If the government continues along the same path, high unemployment will become permanent in Sweden, as it is elsewhere in the EU, and social and economic cleavages will widen further. Only a strong mass movement can force a real change in course. Even in a globalized economy, there are alternatives.
Sweden ranks number one on the United Nations index of gender equality. Women, unfortunately, are also high on the list of losers in the downsizing of Sweden’s welfare state, as their major gains have been tied to its growth.

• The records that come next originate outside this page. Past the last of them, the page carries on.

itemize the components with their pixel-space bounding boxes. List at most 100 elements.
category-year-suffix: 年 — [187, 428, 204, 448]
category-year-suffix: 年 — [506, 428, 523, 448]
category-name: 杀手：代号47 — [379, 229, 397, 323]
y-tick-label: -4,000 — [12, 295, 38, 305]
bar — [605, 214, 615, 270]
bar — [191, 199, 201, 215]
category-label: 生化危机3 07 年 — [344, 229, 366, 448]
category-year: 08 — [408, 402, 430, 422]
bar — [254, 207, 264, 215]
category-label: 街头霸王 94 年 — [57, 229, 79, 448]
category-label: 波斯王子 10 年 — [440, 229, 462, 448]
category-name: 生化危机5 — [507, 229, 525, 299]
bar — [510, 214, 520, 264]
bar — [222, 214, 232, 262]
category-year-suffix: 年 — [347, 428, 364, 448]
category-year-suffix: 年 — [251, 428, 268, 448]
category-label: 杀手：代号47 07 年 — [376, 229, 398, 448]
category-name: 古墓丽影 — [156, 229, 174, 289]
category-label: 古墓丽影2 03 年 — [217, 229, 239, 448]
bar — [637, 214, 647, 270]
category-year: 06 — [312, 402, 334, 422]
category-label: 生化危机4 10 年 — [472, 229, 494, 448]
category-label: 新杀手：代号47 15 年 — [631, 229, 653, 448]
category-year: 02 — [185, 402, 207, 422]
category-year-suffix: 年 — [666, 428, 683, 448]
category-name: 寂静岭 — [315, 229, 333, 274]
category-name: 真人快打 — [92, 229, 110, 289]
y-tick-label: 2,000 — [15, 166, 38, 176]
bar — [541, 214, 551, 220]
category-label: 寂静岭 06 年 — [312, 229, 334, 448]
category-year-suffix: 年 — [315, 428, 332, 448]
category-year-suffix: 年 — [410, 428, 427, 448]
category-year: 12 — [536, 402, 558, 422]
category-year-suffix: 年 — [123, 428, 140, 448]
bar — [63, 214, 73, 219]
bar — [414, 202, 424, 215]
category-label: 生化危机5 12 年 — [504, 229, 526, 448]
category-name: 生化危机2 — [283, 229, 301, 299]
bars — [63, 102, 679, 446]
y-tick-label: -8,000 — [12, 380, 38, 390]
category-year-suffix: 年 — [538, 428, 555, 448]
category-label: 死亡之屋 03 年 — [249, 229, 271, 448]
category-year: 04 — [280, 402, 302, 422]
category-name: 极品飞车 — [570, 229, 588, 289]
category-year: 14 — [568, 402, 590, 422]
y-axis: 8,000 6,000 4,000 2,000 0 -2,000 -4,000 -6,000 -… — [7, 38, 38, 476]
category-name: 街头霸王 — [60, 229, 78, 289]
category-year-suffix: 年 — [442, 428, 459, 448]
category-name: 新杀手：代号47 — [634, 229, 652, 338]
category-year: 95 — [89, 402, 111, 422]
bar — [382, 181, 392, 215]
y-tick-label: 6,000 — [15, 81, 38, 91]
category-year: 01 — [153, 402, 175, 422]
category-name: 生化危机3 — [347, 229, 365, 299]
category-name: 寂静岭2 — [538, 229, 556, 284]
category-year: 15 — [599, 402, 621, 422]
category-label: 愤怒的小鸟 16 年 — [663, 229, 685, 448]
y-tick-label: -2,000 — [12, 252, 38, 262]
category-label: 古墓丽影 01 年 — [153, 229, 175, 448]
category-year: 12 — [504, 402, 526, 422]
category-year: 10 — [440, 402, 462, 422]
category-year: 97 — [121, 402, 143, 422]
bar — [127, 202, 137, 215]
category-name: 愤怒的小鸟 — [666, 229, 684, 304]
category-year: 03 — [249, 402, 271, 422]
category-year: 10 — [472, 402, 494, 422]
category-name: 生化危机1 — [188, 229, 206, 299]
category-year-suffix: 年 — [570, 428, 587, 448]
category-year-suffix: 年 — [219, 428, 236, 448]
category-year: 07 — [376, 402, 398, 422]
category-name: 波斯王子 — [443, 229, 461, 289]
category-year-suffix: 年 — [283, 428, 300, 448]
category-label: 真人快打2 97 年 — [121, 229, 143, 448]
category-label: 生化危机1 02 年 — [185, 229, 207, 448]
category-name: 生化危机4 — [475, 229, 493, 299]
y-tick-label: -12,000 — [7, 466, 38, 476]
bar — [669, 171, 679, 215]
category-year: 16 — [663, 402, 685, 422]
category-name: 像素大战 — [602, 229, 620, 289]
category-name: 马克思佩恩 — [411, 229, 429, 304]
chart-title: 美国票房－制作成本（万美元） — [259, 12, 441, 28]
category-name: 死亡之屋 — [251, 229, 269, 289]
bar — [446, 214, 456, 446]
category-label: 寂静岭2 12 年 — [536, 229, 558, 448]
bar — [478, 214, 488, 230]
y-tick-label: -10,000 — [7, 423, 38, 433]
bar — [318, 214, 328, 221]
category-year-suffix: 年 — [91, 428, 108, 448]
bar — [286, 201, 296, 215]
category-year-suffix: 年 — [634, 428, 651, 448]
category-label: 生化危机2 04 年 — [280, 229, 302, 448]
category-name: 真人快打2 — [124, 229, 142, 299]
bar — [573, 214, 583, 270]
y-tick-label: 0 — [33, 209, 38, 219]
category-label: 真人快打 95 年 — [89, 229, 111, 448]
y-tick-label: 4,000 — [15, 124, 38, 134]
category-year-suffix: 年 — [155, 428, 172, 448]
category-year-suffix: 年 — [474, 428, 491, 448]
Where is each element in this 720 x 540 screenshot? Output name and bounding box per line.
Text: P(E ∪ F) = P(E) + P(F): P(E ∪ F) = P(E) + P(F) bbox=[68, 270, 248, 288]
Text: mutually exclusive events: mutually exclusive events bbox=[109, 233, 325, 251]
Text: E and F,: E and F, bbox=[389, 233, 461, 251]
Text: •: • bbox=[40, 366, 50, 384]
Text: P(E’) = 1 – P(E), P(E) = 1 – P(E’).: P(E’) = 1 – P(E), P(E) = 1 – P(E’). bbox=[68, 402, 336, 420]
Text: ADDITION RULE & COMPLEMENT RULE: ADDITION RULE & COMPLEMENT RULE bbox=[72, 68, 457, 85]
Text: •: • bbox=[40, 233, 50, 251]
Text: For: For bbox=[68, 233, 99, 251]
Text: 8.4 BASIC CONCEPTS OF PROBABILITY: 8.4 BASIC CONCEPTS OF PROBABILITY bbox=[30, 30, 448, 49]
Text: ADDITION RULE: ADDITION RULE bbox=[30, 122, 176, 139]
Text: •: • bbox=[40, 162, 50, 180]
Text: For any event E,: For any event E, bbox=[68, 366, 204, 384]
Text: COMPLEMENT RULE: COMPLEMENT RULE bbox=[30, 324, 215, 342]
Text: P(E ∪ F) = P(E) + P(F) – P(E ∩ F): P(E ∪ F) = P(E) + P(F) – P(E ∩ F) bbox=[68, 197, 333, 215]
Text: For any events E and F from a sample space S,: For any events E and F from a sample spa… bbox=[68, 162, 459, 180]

For Swedish women, paid employment is the bottom line in the quest for equality. Close to 75 percent of women work–even mothers of young children–though 40 percent do so part-time. Swedish women have used their political clout to create a welfare state that aims to make work and family compatible, to involve fathers in child care and to insure an adequate income for families. This has been accomplished through policies such as subsidized child care, child and housing allowances, paid parental leave to care for a newborn child (which fathers are encouraged to use) and paid days off to care for a sick child.
With the public sector taking a beating, so are women, who make up 80 percent of the municipal and county council work forces. Under mounting pressure from within the Social Democratic Party, the unions and demonstrations, Stockholm has just agreed to provide enough funds to local governments to avert additional layoffs but not to restore jobs. Though the women’s unemployment rate is still slightly lower than the men’s, there is also a vast pool of female part-timers who want full-time work. Partial jobless benefits to supplement their earnings have become harder to get.
Unions have emphasized raising the income of low-wage workers, so the gender pay gap is smaller in Sweden than in the United States. But it is widening. Among full-time workers, women earn 80 percent as much as men–down from 87 percent in 1980.
High unemployment and shrinking social benefits are eroding the security that women formerly enjoyed. Services that enable mothers–especially single moms–to work are under siege. With local governments hard-pressed for funds, Sweden’s renowned child care centers “solve” the problem with higher fees, larger groups of children, reduced staff training and declining quality. One way women are responding is by having fewer children; Sweden’s formerly high fertility rate has plummeted in recent years.
Paradoxically, though women are losing out economically, their political representation is higher than ever. Forty-one percent of parliament members today are women, up from a 70-year low of 33 percent in the preceding conservative regime. The increase occurred mainly because the Social Democrats, alarmed by the threat of a women’s group to form a political party, ran a 50-percent-female slate.
Women will undoubtedly play a leading role in the struggle to rebuild Sweden’s welfare state. An unemployed mother of four from a small town launched a protest movement in October that is picking up steam. She has planned and spoken at demonstrations, and inspires others to do the same. Already described by Sweden’s leading newspaper, Dagens Nyheter, as a symbol of popular revolt, Therese Rajaniemi, and others like her, might yet save Sweden’s welfare state.